Where the deer and the antelope play…

Anya Tyson
Buffalo, WY
BLM, Range Management and Wildlife Biology Intern

In the upland sites of the Powder River Breaks, my eyes wander past the delicate seed heads of needle-and-thread grass west to the stately spread of the Big Horn Mountains. I am not quite at home on the range yet, but I am getting close, and I am excited about the prospect of going solo to do some vegetation monitoring with Miriam, another CLM intern, this week.

I have learned while working with the range folks here in Buffalo that this particular BLM monitoring effort does not primarily concern itself with diligently listing every plant and IDing it to the last taxonomic level. Instead, I have been learning to understand a language of sorts, in which the genera of grasses present can effectively communicate the soil type and other ecological characteristics of a given site. Fundamental to science is the act of making observations over time, and government agencies have the resources to do just that, although they might not be rigorously publishing their data in Science. Hopefully, our monitoring work and the work of many others before and after us will be applied to land management decisions in the future.

Though the botanic work of range management has been engaging, I am excited that my internship will also allow me to work with the wildlife biology folks. Alas, the sage grouse leks are over, but there may still be opportunities to work with this focal species.

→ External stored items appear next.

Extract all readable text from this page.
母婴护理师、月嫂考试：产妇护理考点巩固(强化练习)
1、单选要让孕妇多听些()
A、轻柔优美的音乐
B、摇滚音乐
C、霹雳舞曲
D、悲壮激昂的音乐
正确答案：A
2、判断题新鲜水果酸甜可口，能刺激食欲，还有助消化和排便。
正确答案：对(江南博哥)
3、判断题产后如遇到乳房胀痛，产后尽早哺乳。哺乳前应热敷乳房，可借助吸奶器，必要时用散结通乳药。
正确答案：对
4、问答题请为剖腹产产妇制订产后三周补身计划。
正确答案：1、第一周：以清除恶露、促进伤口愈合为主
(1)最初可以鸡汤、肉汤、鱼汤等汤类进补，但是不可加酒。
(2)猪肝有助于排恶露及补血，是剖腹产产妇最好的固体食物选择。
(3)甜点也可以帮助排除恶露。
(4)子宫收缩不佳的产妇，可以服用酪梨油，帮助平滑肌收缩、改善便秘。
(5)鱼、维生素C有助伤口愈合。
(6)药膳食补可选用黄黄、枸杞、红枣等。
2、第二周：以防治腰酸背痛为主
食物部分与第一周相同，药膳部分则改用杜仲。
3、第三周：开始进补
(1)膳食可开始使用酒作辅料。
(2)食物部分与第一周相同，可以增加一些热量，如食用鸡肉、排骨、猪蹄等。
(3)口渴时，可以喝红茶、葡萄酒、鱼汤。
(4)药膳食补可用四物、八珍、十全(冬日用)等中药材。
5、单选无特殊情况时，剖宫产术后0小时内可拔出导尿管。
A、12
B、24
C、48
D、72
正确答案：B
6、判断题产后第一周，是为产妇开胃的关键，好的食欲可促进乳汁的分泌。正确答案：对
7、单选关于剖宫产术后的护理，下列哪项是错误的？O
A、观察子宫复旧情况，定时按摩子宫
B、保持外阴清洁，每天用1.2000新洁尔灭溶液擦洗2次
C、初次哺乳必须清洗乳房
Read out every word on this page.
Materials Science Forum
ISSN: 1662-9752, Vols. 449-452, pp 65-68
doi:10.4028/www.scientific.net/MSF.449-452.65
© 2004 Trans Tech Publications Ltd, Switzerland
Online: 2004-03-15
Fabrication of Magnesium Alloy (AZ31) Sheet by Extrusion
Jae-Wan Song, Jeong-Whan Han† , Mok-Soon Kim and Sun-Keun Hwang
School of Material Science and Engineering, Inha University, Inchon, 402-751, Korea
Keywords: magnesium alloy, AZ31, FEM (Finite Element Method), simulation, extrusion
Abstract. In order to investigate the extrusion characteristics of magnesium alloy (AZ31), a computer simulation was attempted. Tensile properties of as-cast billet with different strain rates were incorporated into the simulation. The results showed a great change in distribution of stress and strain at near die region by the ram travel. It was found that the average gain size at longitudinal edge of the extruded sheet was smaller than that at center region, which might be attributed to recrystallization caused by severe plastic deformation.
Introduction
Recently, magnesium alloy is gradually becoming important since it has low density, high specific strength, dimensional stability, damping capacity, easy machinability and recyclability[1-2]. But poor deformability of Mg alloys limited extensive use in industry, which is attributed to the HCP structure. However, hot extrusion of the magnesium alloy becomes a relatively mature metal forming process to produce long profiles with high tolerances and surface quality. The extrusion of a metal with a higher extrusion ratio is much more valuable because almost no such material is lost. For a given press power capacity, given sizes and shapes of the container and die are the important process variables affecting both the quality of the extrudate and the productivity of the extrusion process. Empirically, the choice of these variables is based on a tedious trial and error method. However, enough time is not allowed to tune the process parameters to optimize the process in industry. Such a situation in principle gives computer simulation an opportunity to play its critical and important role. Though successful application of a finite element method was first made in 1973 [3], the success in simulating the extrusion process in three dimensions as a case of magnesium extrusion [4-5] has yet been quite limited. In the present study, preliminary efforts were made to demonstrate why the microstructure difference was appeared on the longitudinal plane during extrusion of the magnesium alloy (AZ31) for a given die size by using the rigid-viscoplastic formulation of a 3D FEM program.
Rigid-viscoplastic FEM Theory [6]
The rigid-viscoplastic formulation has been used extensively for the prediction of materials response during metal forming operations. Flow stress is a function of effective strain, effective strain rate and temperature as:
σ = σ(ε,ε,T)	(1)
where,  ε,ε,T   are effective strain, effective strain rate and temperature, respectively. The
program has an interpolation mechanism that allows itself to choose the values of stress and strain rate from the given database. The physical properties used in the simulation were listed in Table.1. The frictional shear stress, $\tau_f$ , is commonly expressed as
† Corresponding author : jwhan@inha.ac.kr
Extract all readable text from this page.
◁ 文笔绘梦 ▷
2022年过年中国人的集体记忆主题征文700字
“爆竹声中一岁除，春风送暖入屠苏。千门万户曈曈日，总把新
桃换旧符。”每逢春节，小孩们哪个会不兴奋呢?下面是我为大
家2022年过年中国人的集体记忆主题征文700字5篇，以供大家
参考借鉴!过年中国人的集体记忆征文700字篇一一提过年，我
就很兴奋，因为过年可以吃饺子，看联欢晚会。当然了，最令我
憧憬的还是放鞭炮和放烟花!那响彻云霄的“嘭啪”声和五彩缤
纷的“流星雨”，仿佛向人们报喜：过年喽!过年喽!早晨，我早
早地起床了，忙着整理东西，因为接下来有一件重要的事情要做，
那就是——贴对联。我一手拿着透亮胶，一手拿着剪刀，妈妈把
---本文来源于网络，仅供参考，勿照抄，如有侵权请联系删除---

Beyond my title as a Range and Wildlife Biology intern, I am also gleaning a great deal of information about energy development, hydrology and the relationship of the BLM to the larger public in northern Wyoming. Coal Bed Methane development is a major force shaping the Powder River Basin and the activities of the BLM’s Buffalo Field office in particular. Though natural gas development might not be as innately appealing to me as learning about plants and animals, I can’t ignore that much of the energy we use in our country must take its toll on land somewhere, and it is important to know about the process and consequences of some of these undertakings.

I have only just begun my second week as an intern, but I am learning the landscape and starting to recognize many of the plants and some of the birds as old friends. As is often the case, the accumulation of this sort of knowledge has got me asking more questions about the place in which I now live. I am excited to continue to work and learn in the mountains, the foothills, and the range- possibly the best theater of cloud and sky I have yet experienced.